Other Diagnostic Studies

Xpert MTB/RIF Test

  • Detects M. tuberculosis and rifampicin drug resistance simultaneously.
  • Results are available in less than 2 hours so the patient can be treated the same day of the test.
  • The bio-safety requirements and training are minimal.
  • It can be stored in non-conventional laboratories.

Adenosine Deaminase

It is an additional test in case of suspecting TB in a patient.[3]

Nucleic Acid Amplification Tests (NAAT) Adapted from CDC [4]

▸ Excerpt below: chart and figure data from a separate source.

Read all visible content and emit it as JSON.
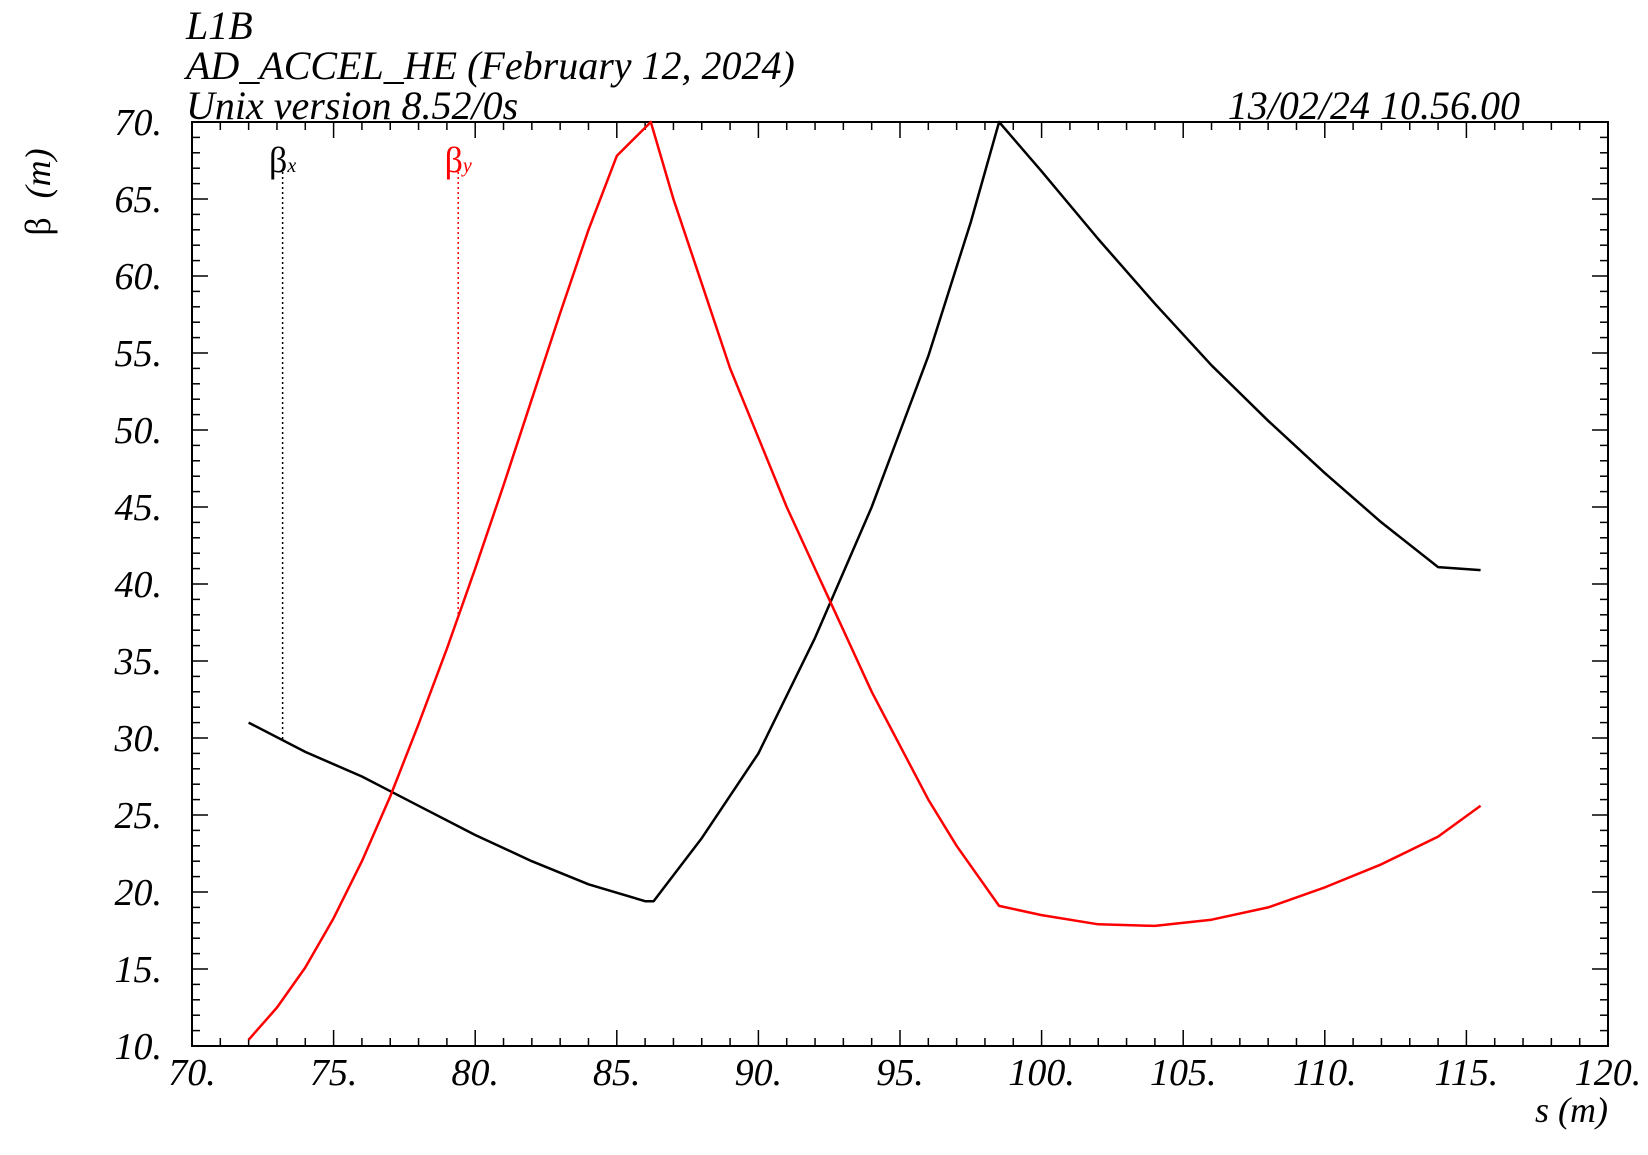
{
  "header": {
    "line1": "L1B",
    "line2": "AD_ACCEL_HE (February 12, 2024)",
    "line3": "Unix version 8.52/0s",
    "timestamp": "13/02/24  10.56.00"
  },
  "chart_data": {
    "type": "line",
    "title": "",
    "xlabel": "s (m)",
    "ylabel_symbol": "β",
    "ylabel_unit": "(m)",
    "xlim": [
      70,
      120
    ],
    "ylim": [
      10,
      70
    ],
    "x_tick_labels": [
      "70.",
      "75.",
      "80.",
      "85.",
      "90.",
      "95.",
      "100.",
      "105.",
      "110.",
      "115.",
      "120."
    ],
    "y_tick_labels": [
      "10.",
      "15.",
      "20.",
      "25.",
      "30.",
      "35.",
      "40.",
      "45.",
      "50.",
      "55.",
      "60.",
      "65.",
      "70."
    ],
    "grid": false,
    "series": [
      {
        "name": "β",
        "subscript": "x",
        "color": "#000000",
        "marker_s": 73.2,
        "points": [
          [
            72.0,
            31.0
          ],
          [
            74.0,
            29.1
          ],
          [
            76.0,
            27.5
          ],
          [
            78.0,
            25.6
          ],
          [
            80.0,
            23.7
          ],
          [
            82.0,
            22.0
          ],
          [
            84.0,
            20.5
          ],
          [
            86.0,
            19.4
          ],
          [
            86.3,
            19.4
          ],
          [
            88.0,
            23.5
          ],
          [
            90.0,
            29.0
          ],
          [
            92.0,
            36.5
          ],
          [
            94.0,
            45.0
          ],
          [
            96.0,
            54.8
          ],
          [
            97.5,
            63.5
          ],
          [
            98.5,
            70.0
          ],
          [
            100.0,
            66.8
          ],
          [
            102.0,
            62.4
          ],
          [
            104.0,
            58.2
          ],
          [
            106.0,
            54.2
          ],
          [
            108.0,
            50.6
          ],
          [
            110.0,
            47.2
          ],
          [
            112.0,
            44.0
          ],
          [
            114.0,
            41.1
          ],
          [
            115.5,
            40.9
          ]
        ]
      },
      {
        "name": "β",
        "subscript": "y",
        "color": "#ff0000",
        "marker_s": 79.4,
        "points": [
          [
            72.0,
            10.4
          ],
          [
            73.0,
            12.5
          ],
          [
            74.0,
            15.1
          ],
          [
            75.0,
            18.3
          ],
          [
            76.0,
            22.0
          ],
          [
            77.0,
            26.2
          ],
          [
            78.0,
            30.9
          ],
          [
            79.0,
            35.8
          ],
          [
            80.0,
            41.0
          ],
          [
            81.0,
            46.4
          ],
          [
            82.0,
            52.0
          ],
          [
            83.0,
            57.6
          ],
          [
            84.0,
            63.0
          ],
          [
            85.0,
            67.8
          ],
          [
            86.2,
            70.0
          ],
          [
            87.0,
            65.0
          ],
          [
            88.0,
            59.5
          ],
          [
            89.0,
            54.0
          ],
          [
            90.0,
            49.5
          ],
          [
            91.0,
            45.0
          ],
          [
            92.0,
            41.0
          ],
          [
            93.0,
            37.0
          ],
          [
            94.0,
            33.0
          ],
          [
            95.0,
            29.5
          ],
          [
            96.0,
            26.0
          ],
          [
            97.0,
            23.0
          ],
          [
            98.5,
            19.1
          ],
          [
            100.0,
            18.5
          ],
          [
            102.0,
            17.9
          ],
          [
            104.0,
            17.8
          ],
          [
            106.0,
            18.2
          ],
          [
            108.0,
            19.0
          ],
          [
            110.0,
            20.3
          ],
          [
            112.0,
            21.8
          ],
          [
            114.0,
            23.6
          ],
          [
            115.5,
            25.6
          ]
        ]
      }
    ]
  }
}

  • NAAT is a group of tests that use polymerase chain reaction (PCR) to detect a mycobacterial macromolecule.
  • These tests are variable regarding the accuracy and which macromolecule sequence they can detect.
  • The two most widely available tests are the amplified tubercle bacillus direct test (MTD, Gen-Probe) and Amplicor (Roche Diagnostics).
  • The CDC recommends that NAA testing should be performed on a respiratory specimen from each patient with signs and symptoms of active pulmonary TB disease for whom a diagnosis of TB is suspected, but has not been confirmed.
  • NAA testing cannot replace the value for AFB smear and culture.
  • A single positive NAA test result can support the diagnosis of TB during a patient for whom there's an inexpensive index of suspicion. This result should trigger reporting to public health officials, initiation of treatment if not already started, and vigorous efforts to get an isolate for drug susceptibility testing.
  • In a patient with little suspicion of getting active TB, one positive NAA test result should be viewed with suspicion (i.e., a possible false-positive result) and interpreted within the same way as one culture-positive result, i.e., by correlating the results with other diagnostic findings.
  • A single negative NAA test result should never be used as a specific test to exclude TB, especially in suspects with a moderate to high clinical suspicion of TB. However, the negative NAAT result may be used as additional information to help with making clinical decisions to establish a work-up for an alternate diagnosis or to prevent unnecessary use of TB medication in suspected cases.
  • The FDA-approved NAAT tests for TB have slightly less sensitivity than culture-isolation methods, and therefore the 15% -20% of U.S. TB cases that are reported with negative culture results can also have negative NAA test results. Thus, a negative NAA test result doesn't exclude the diagnosis of TB.
  • Further research is required before specific recommendations are often made on the utilization of NAAT testing within the diagnosis of TB in children who cannot produce sputum and within the diagnosis of extrapulmonary TB, although there's much scientific evidence of the utility of such testing in individual cases.

References

  1. "Availability of an Assay for Detecting Mycobacterium tuberculosis, Including Rifampin-Resistant Strains, and Considerations for Its Use — the United States, 2013".
  2. 2.0 2.1 "WHO Tuberculosis Diagnosis Xpert MTB/RIF Test 2013" (PDF).
  3. Farazi A, Moharamkhani A, Sofian M (2013). "Validity of serum adenosine deaminase in diagnosis of tuberculosis". Pan Afr Med J. 15: 133. doi:10.11604/pamj.2013.15.133.2100. PMC 3852508. PMID 24319523.
  4. "CDC Report of an Expert Consultation on the Uses of Nucleic Acid Amplification Tests for the Diagnosis of Tuberculosis".